Transcription factor PpMYB73 inhibits PpPPO1 transcription and flesh browning in hydrogen sulfide-mitigated chilling injury of peach fruit

Abstract

Flesh browning, a major chilling injury (CI) symptom in peach fruit, was alleviated by hydrogen sulfide (H₂S) treatment, although its molecular mechanism remained unclear. Here, we identified five peach polyphenol oxidase genes (PpPPO), with PpPPO1 exhibiting the highest expression but inhibited by H₂S application during CI development. Chlorogenic acid (CGA), the dominant phenolic in peach fruit, was reduced in fruit transiently overexpressing PpPPO1. Molecular docking confirmed that PpPPO1 binds CGA via hydrogen bonds and hydrophobic interactions. PpPPO1 may act as the main contributor to enzymatic browning in peach fruit. H₂S treatment upregulated PpMYB73 expression, an R2R3-MYB transcription repressor, and enhanced its suppression of PpPPO1 transcription, thereby negatively regulating phenolic oxidation. Transient overexpression of PpMYB73 caused a reduction in PpPPO1 expression and PPO activity, increasing CGA accumulation and thereby suppressing soluble quinones production and flesh browning in peach fruit.

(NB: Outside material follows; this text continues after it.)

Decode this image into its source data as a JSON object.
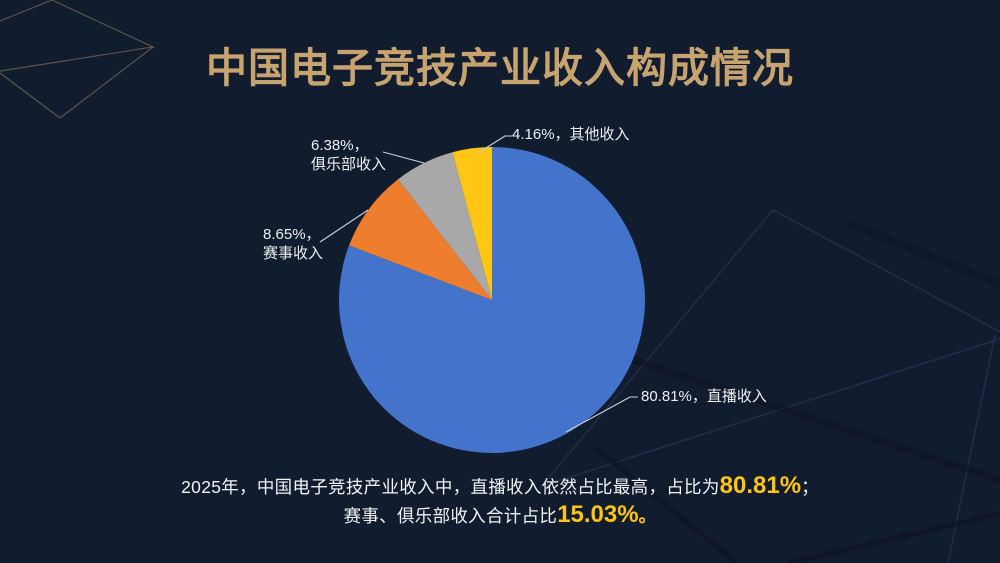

While transiently silencing PpMYB73 increased soluble quinones content and exacerbated flesh browning, further confirming the inhibitory role of PpMYB73 in flesh browning. Collectively, our findings established that PpMYB73 acted as a transcriptional repressor of PpPPO1 expression, implicating H₂S-alleviated CI in peach fruit, and uncovered a novel regulatory network controlling CI.